GetFeedback(status?, suggestions?, intercepts?) — Returns a combined response with current status, coaching suggestions, and/or the intercept log. All params default true. Reads state.json and intercept.log.
File layout¶
src/kibitzer/
├── session.py KibitzerSession + CallResult — the Python API
├── docs.py DocSection, DocResult, DocRefinement — doc pipeline types
├── failure_modes.py Shared failure mode taxonomy (7 modes + hint map)
├── store.py KibitzerStore — SQLite event log (append, query)
├── config.py Loads config.toml (defaults + project-local merge)
├── state.py Reads/writes .kibitzer/state.json
├── guards/
│ └── path_guard.py check_path(file_path, mode_policy) → PathGuardResult
├── interceptors/
│ ├── base.py InterceptMode enum, Suggestion dataclass, BaseInterceptor
│ ├── registry.py build_registry() — loads plugins for installed tools
│ ├── blq.py Test/build command interception
│ ├── jetsam.py Git command interception
│ └── fledgling.py Search/navigation interception
├── controller/
│ └── mode_controller.py update_counters(), check_transitions(), apply_transition()
├── coach/
│ ├── observer.py detect_patterns(state) — mode-aware pattern detection
│ ├── suggestions.py should_fire(), generate_suggestions() — frequency + dedup
│ ├── fledgling.py Query fledgling for conversation analytics (Python API + CLI fallback)

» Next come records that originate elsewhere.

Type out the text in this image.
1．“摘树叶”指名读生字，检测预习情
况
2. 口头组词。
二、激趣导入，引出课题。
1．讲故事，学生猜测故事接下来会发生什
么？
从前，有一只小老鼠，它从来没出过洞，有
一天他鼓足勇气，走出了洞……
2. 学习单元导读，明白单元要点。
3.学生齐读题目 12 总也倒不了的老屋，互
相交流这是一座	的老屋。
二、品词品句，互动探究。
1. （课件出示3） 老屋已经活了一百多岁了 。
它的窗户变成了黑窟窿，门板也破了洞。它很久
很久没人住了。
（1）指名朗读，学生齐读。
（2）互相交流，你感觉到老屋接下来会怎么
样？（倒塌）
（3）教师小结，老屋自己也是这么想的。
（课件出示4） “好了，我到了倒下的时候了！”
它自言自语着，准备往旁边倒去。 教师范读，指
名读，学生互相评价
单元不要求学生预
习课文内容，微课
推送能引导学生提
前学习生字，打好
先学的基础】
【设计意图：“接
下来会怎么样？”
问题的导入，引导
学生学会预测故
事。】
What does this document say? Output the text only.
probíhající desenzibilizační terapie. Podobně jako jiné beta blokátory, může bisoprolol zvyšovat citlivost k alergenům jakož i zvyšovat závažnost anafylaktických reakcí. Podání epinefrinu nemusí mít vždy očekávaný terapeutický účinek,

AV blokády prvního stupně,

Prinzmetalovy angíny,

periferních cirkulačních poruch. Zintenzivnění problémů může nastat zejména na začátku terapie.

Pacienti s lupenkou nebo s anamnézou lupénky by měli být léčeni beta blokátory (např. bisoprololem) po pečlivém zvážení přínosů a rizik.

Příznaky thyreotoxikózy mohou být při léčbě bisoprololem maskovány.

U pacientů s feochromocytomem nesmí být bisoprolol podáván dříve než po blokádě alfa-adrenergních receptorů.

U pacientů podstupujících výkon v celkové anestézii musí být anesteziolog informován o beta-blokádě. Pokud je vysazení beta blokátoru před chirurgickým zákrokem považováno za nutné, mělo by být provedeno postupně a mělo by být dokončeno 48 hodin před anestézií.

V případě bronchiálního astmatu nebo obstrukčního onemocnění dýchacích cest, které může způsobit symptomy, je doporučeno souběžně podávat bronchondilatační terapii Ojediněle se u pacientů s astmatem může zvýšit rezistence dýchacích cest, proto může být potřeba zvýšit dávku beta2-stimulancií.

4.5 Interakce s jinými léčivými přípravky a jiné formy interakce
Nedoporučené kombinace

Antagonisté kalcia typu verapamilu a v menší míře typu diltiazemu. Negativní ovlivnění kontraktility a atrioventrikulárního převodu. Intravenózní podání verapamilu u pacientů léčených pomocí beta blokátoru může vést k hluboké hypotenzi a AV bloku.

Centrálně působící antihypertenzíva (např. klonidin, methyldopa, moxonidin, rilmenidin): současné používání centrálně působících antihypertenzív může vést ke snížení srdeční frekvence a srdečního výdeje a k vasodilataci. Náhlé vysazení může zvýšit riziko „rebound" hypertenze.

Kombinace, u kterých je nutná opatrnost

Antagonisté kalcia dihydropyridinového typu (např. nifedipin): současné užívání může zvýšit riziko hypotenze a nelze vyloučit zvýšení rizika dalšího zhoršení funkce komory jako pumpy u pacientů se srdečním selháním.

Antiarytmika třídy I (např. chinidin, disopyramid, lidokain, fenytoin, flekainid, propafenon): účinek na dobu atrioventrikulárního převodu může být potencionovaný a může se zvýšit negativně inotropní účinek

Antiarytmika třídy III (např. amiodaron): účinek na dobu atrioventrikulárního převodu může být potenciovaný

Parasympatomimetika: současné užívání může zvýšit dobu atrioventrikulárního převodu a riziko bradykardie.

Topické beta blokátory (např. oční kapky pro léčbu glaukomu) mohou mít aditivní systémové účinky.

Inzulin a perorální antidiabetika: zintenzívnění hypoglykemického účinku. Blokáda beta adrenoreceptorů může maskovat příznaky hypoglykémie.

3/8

│ └── tools.py Discover available tools from .mcp.json for tailored suggestions
├── hooks/
│ ├── pre_tool_use.py Thin wrapper: KibitzerSession → before_call → hook output
│ ├── post_tool_use.py Thin wrapper: KibitzerSession → after_call → hook output
│ └── templates.py Generates bash hook scripts for .claude/hooks/
├── umwelt/
│ ├── vocabulary.py register_kibitzer_vocabulary() — properties on state.mode
│ └── consumer.py PolicyConsumer — wraps PolicyEngine for kibitzer queries
├── mcp/
│ └── server.py Thin wrapper: delegates to KibitzerSession
├── cli.py Click CLI: init, serve
└── config.toml Default configuration
Grade¶
Kibitzer is level 1 — specified mutations over structured data:
- Path guard: reads mode (JSON), checks path against a prefix list, allows or blocks
- Mode controller: reads counters, compares to thresholds, updates mode
- Coach: reads counters, detects patterns, formats suggestion strings
- Interceptors: matches bash commands against string patterns, returns suggestions
No computation channels. No trained judgment. Every decision is traceable to a specified rule in config.toml.